Teachers such as Alexandra Arsura, a graduate of Roanoke County schools and the College of William and Mary who found herself in seventh and eighth grade science classrooms at Roosevelt Middle School in Oakland, Calif.
Teach For America, a roughly 20-year-old program, trains college graduates to be teachers and sends them for two-year teaching stints in some of the most needy schools in the country.
The slumping economy has prompted a record number of college graduates to sign up for the two-year commitment. This year the corps enrolled 3,700 new teachers, roughly 20 percent of the total number of applicants.
Three of the new teachers are from Roanoke. About 30 of them graduated from William and Mary, Arsura said.
The program has sometimes been criticized for sending rookie teachers into difficult assignments for a relatively short period of time, but what they lack in experience they make up in enthusiasm.
And it’s clear that Arsura considers her position more than a job. On Monday, after her first day of classes, she talked about it more as a calling.
“These kids aren’t in many cases getting the education they deserve,” she said. “It’s a big problem and we need to do something about it.”
Her first day went well, she said, but, she added, “you don’t appreciate how much a teacher does for you until you become one.”
And she couldn’t help but be struck by the differences between Roosevelt and Hidden Valley Middle and Hidden Valley High schools, where she went to school.
Her teachers in Roanoke County showed her PowerPoint presentations.
At Roosevelt, she has one “incredibly old” computer in her classroom. She has no projector and many students who don’t speak English who would benefit from matching pictures to words.
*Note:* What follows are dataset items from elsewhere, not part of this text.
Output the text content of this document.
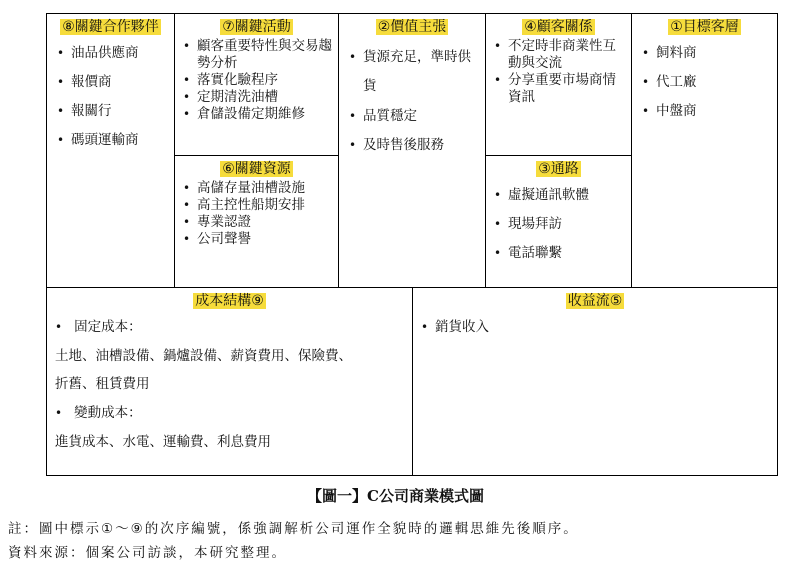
⑧關鍵合作夥伴
• 油品供應商
• 報價商
• 報關行
• 碼頭運輸商
⑦關鍵活動
• 顧客重要特性與交易趨勢分析
• 落實化驗程序
• 定期清洗油槽
• 倉儲設備定期維修
⑥關鍵資源
• 高儲存量油槽設施
• 高主控性船期安排
• 專業認證
• 公司聲譽
②價值主張
• 貨源充足，準時供貨
• 品質穩定
• 及時售後服務
④顧客關係
• 不定時非商業性互動與交流
• 分享重要市場商情資訊
③通路
• 虛擬通訊軟體
• 現場拜訪
• 電話聯繫
①目標客層
• 飼料商
• 代工廠
• 中盤商
成本結構⑨
• 固定成本：
土地、油槽設備、鍋爐設備、薪資費用、保險費、
折舊、租賃費用
• 變動成本：
進貨成本、水電、運輸費、利息費用
收益流⑤
• 銷貨收入
【圖一】C公司商業模式圖
註：圖中標示①～⑨的次序編號，係強調解析公司運作全貌時的邏輯思維先後順序。
資料來源：個案公司訪談，本研究整理。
“I’m going to have to get creative. I’m going to have to be a really good artist,” she said.
She went to a brand-new high school. At Roosevelt, students make do without air conditioning.
Roanoke County schools have roughly 20 students per class in middle and high school. At Roosevelt, she taught a class of 50 students Monday, although that number will probably balance out, she said.
“The school is good about making sure we don’t have more than 32 in the classroom,” she said.
A sociology major with a minor in marketing, Arsura said she’s known since her freshman year that she wanted to join Teach For America. She tutored in a Williamsburg school during college and spent about six weeks training this summer before taking over at Roosevelt.
Now, at 22, she’ll be teaching dozens of 12- and 13-year-olds in a 750-student school where most students are minorities and where many of them don’t speak English. She earns a starting teacher’s salary, roughly $38,000 a year, and lives with three other Oakland teachers.
“Education is definitely something I’m passionate about,” she said. “Teaching in a middle-class or high-income school isn’t appealing to me. I want to work where I’m needed the most.”